Religious Life

The Light of Hope – A Weekly Letter From Rabbi Davis – December 7, 2018

Shalom Chaverim,

Our news cycle has moved on, but I continue to think of the tragic wildfires that recently engulfed California. Even as I recall images of people fleeing the flames, even as I think of those who perished, one image sticks in my mind. It is charred hills of the Jewish summer camp, Hess Kramer.

While no one was hurt, most of the camp’s buildings were destroyed. But one thing remained unscathed- a large menorah that overlooks the valley below. Erected on a prominent hillside as a display of Jewish pride, today it is a symbol of our survival. It says, neither man nor nature can dim our light.

Other nations have come and gone. The Greeks, the Romans, the Babylonians. They tried to destroy us and have long since perished. But the Jew remains. Other natural disasters- floods, fires, earthquakes etc.- have befallen us. But we have persisted.

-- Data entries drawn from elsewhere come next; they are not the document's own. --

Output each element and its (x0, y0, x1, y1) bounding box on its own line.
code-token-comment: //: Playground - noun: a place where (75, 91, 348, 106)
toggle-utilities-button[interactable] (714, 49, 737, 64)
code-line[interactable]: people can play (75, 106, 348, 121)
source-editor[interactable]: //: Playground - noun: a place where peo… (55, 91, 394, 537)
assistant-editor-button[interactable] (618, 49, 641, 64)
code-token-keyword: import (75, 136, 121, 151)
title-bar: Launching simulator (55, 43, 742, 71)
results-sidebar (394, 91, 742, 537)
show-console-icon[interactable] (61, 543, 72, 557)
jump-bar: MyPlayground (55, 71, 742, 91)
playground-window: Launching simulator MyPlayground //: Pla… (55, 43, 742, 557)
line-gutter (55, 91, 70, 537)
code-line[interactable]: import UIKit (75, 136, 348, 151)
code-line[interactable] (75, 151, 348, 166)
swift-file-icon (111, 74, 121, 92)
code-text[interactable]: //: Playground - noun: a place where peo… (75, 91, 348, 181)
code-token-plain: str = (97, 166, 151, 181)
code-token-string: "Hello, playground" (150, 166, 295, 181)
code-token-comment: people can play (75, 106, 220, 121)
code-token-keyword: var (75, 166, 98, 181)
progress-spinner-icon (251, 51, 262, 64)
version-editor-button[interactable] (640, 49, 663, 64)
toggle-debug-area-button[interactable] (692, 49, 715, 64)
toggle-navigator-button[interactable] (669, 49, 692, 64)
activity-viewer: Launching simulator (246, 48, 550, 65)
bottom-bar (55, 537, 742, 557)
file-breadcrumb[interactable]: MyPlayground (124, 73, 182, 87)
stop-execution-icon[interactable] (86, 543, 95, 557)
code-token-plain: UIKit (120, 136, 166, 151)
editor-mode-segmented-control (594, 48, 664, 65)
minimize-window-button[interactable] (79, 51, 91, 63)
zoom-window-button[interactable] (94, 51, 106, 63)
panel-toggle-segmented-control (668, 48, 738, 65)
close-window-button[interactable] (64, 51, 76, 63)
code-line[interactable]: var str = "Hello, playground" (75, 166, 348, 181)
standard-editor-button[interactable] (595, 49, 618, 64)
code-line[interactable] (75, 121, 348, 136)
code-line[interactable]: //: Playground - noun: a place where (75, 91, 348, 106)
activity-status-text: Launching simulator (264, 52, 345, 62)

More than other holidays, Chanukah is the celebration of Jewish survival. It marks the tenacity of a small people to overcome great odds, to survive annihilation and assimilation, to flourish in the face of trials and to retain our unique identity and ways. Thus, Chanukah calls upon us to consider what we can do to strengthen our own Jewish identity and our people.

As important as it is, Jewish survival is not an end in and of itself but a means to an end. Our survival is our message. Our persistence proclaims hope to the downtrodden, the powerless, the dispossessed. It says, “we survived against all odds and we believe you can as well.” As Rabbi Daniel Gordis writes, “To be a Jew thus becomes a matter of making a statement, of reminding the world of the possibility of survival for those who would seem to have no hope.”

That is why we put our chanukiyot in our windows. That is why we publicize the miracle- not to brag, “Look I survived.” But rather to encourage by saying, “You too can rise up out of the ashes.” It is not about our superiority rather our responsibility. Even on a burned hilltop, even on a Pittsburgh street corner, we can be a light to the nation.